Chromatic codes effectively represent spatial particles and their topological relations.

Full-OACD provides a structured approach to spatial tessellation and coding.

Potential applications extend to GIS, mathematics, topology, and computer science.

Abstract

Based on a newly proposed spatial data model - spatial chromatic model (SCM), we developed a spatial coding scheme, called full-coded ordinary arranged chromatic diagram (full-OACD). Full-OACD is a type of spatial tessellation, where space is partitioned into a number of subspaces such as cells, edges, and vertexes. These subspaces are called spatial particles and assigned with unique codes - chromatic codes.
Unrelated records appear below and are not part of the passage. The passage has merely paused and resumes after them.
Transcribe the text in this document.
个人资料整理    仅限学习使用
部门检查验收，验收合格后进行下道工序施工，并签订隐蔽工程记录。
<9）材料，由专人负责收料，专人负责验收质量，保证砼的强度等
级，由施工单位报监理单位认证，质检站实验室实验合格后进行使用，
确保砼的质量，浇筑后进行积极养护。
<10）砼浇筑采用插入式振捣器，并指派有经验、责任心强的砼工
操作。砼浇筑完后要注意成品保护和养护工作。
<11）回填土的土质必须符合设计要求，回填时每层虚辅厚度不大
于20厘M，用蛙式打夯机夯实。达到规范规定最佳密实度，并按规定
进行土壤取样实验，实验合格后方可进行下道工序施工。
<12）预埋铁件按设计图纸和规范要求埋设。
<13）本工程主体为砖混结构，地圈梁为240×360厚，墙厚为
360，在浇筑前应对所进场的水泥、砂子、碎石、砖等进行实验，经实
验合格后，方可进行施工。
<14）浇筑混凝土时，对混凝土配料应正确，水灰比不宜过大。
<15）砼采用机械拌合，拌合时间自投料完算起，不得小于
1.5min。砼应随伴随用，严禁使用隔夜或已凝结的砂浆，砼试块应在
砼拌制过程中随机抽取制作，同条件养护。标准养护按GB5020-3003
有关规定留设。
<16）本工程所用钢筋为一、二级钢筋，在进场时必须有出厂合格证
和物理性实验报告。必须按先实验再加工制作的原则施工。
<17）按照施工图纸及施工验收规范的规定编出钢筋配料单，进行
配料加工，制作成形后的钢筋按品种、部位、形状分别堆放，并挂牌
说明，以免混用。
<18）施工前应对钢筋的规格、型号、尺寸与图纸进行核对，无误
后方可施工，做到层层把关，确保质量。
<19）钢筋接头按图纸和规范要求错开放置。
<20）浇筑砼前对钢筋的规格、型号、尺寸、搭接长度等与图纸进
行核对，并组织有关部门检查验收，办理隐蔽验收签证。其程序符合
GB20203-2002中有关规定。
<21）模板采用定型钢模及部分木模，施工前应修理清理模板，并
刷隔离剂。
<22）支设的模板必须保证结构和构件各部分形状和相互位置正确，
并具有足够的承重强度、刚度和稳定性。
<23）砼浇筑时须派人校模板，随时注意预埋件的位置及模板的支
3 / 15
The generation, structures, computations, and properties of full-OACD are introduced and relations between chromatic codes and particle spatial topology are investigated, indicating that chromatic codes provide a potential useful and meaningful tool not only for spatial analysis in geographical information science, but also for other relevant disciplines such as discrete mathematics, topology, and computer science.